I am a Bahamian whose paternal ancestors canoed from Cuba, where they had been slaves, to the islands of The Bahamas, where they became free men. It would be generations later when in 1905 Cuba liberated its slaves. Freedom is important to the descendants of slaves who have never been compensated for the degradation of slavery.
Our constitution pays tribute to our ancestors upon whose shoulders are hoisted our country, its constitution and our very sovereignty. Yet, Article 29 of that constitution stands as an anomaly to the freed men, be they slave or indentured servant — the former black, the latter white.
The shared bonds of the shackles broken for so long appear to have been reforged under the guise of public health. The Bill of Rights save Article 19(2) suspended, and dictatorship fashioned under the competent authority — one man in all his fallibility, the prime minister, established.
The inconceivable has become our new enslavement; some say our new norm. It causes me great discomfort and anxiety. Indeed, our societal acceptance and malleability is the most disquieting feature of this new Bahamas.
One would expect our institutions to resist, oppose and deter the incursion of rights earned by the blood, sweat and tears of both enslaved and ensnared indentured servants. Yet, that expectation has been muted by the courts and its officers, counsel and attorneys at law.
The courts of The Bahamas are independent of the executive and legislative bodies of the government of The Bahamas. This independence is unaffected by Article 29 and its horrific consequences.
Members of the bar and their employees play a vital role in preserving that independence. Access to justice supersedes the Bill of Rights and is grounded in Article 1 of the constitution: “The Bahamas shall be a sovereign democratic state.”
“Democratic” imports the right of citizens to participate in all facets of governance of which justice is vitally important. The independence and functionality of the courts are the central core of a mosaic of rights and obligations that aggregate into the rule of law — the cornerstone of our democracy. Article 1 is independent of Article 29.
Article 1 founds the absence of court staff from persons designated as emergency workers. Likewise attorneys and their assistants.

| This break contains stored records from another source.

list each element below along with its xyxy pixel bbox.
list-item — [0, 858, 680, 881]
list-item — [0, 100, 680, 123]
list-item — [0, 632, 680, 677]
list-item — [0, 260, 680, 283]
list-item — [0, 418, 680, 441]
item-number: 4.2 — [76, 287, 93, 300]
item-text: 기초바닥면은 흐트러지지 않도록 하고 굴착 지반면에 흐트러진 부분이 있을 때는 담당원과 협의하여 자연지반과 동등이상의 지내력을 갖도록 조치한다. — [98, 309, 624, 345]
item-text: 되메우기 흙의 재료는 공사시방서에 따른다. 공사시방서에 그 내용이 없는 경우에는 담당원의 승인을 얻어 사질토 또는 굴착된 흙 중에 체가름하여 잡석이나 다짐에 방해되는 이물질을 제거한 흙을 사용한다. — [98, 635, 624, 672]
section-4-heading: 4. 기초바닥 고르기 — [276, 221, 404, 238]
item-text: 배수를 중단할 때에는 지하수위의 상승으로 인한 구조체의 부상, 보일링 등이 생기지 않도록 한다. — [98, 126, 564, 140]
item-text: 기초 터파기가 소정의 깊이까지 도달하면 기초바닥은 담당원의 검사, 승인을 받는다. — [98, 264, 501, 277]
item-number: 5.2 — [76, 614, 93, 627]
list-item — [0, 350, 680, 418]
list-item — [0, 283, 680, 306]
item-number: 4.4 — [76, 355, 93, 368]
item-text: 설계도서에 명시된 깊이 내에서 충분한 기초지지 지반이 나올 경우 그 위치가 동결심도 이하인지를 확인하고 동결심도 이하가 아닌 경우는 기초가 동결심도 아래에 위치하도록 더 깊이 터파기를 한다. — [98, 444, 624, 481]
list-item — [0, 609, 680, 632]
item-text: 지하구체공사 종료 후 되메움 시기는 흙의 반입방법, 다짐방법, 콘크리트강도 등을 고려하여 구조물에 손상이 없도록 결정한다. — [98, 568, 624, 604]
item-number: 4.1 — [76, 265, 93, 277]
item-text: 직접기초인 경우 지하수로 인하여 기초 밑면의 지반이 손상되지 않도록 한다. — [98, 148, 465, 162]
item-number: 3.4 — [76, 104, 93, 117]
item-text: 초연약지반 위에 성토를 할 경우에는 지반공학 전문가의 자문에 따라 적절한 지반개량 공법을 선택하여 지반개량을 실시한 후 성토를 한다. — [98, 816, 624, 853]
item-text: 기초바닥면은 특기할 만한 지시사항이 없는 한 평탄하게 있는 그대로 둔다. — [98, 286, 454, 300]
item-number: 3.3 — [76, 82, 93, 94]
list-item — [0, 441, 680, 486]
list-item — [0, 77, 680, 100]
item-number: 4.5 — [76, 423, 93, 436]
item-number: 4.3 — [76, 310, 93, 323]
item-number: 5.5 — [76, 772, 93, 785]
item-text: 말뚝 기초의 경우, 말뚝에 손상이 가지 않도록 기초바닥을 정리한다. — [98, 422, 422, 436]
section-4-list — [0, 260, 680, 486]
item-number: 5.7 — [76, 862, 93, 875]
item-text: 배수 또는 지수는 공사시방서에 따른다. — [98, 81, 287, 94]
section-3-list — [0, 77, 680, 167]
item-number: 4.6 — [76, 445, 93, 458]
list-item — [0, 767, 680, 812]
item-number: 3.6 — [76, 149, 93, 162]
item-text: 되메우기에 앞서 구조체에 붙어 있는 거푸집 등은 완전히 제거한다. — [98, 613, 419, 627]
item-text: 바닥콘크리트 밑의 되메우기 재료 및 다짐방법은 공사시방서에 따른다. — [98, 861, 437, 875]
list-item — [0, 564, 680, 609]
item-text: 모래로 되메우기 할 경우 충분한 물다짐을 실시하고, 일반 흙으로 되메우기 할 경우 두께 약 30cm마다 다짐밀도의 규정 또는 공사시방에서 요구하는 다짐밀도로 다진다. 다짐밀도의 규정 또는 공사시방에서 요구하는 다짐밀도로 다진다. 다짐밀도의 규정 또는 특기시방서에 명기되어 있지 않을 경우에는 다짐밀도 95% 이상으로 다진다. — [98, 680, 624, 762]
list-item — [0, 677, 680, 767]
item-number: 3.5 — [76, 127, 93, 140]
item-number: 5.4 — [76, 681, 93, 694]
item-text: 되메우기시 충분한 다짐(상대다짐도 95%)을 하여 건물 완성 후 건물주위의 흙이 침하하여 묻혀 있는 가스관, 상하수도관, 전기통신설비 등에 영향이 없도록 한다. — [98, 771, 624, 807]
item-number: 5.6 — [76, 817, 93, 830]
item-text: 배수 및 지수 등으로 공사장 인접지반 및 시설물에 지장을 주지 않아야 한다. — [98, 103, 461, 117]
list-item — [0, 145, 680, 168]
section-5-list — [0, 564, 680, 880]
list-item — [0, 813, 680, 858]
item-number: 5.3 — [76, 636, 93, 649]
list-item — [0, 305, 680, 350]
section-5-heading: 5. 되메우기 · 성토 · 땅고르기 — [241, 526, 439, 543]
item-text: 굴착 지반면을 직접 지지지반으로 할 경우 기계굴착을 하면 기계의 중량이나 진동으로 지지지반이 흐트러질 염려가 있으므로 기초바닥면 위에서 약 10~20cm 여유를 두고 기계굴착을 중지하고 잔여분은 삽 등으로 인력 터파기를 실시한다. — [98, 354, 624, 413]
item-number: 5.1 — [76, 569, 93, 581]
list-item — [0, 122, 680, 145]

The state of emergency legislation was deliberately silent in any reference to the courts and its undergirding substructure. It is legally expected that the courts would continue to function unabated and unaffected in its competence to deliver the rule of law to an expectant citizenry.
What, then, is the basis of the purported restrictions on the legal profession or on witnesses or the public desirous of being the public in public hearings?
What is the basis of the delays in criminal trials? At the core of Article 1 of the constitution is the existence of the Rule of Law!
Its most graphic public manifestation is public criminal trials and hearings throughout every tier of the court system. Yet, no new trials can be started in the magistrates court.
Has there been any consideration of non jury trials in the Supreme Court now that Article 20 is suspended? It means that the presiding judge has to give a reasoned decision on both convictions and acquittals – not necessarily a bad thing if one accepts the logic of Sir Burton Hall in his arguments against jury trials.
The opportunity to explore different facets of the right to a fair trial are seemingly not being embraced.
The Bill of Rights are stand-alone rights independent in their existence from preexisting common law rights.
The source of the respective rights may be significant; but in the main, the Common Law source founds the existence of basic human rights.
Those rights exist independent of the suspension of the Bill of Rights sans Article 19(2).
It is important that the rights of citizens at common law be averted to by authorities, and ALL THE MORESO by the competent authority when wielding the dictatorship power arrogated to him through Article 29 of the constitution.
Too often, we, the descendants of the sacrificed, are called to further sacrifices, the necessity for which might have been averted by careful focused thought required by governance.
There is no proper explanation for the lack of hospital beds or quarantine stations to ensure suspected COVID-19 victims are confined under supervision to ensure containment of the disease.
The fear of requisitioning hotel resorts has paralyzed the mentality of the competent authority and he picks on the poor and disenfranchised as an easy way out.
In doing so, he has panicked our community into runs on the grocery stores.
The stampedes have created congregations for the perfect scenario for a spike in the already accelerated increase in COVID-19 infections, the increase itself the result of myopic, thoughtless opening of the borders.
We, the descendants of slaves and indentured servants, are forced, coerced and confined as the easy way out of a government erroneous decision.
At the heart of our pandemic affliction is that our rights as citizens are ignored.
There is no advertence to the importance of these rights nor the observance of them.
Maybe, the acknowledgment of our importance is the beginning of a dialogue which encourages compliance with decisions of the dictator and competent authority.
Maybe the inclusion of the large economic stakeholders in the sacrifices we are all coerced into making, might persuade us of the absence of malice in the dictator competent authority.
In the center of our struggles, the institution of the law needs a call to arms in the defence of the rights of Bahamians.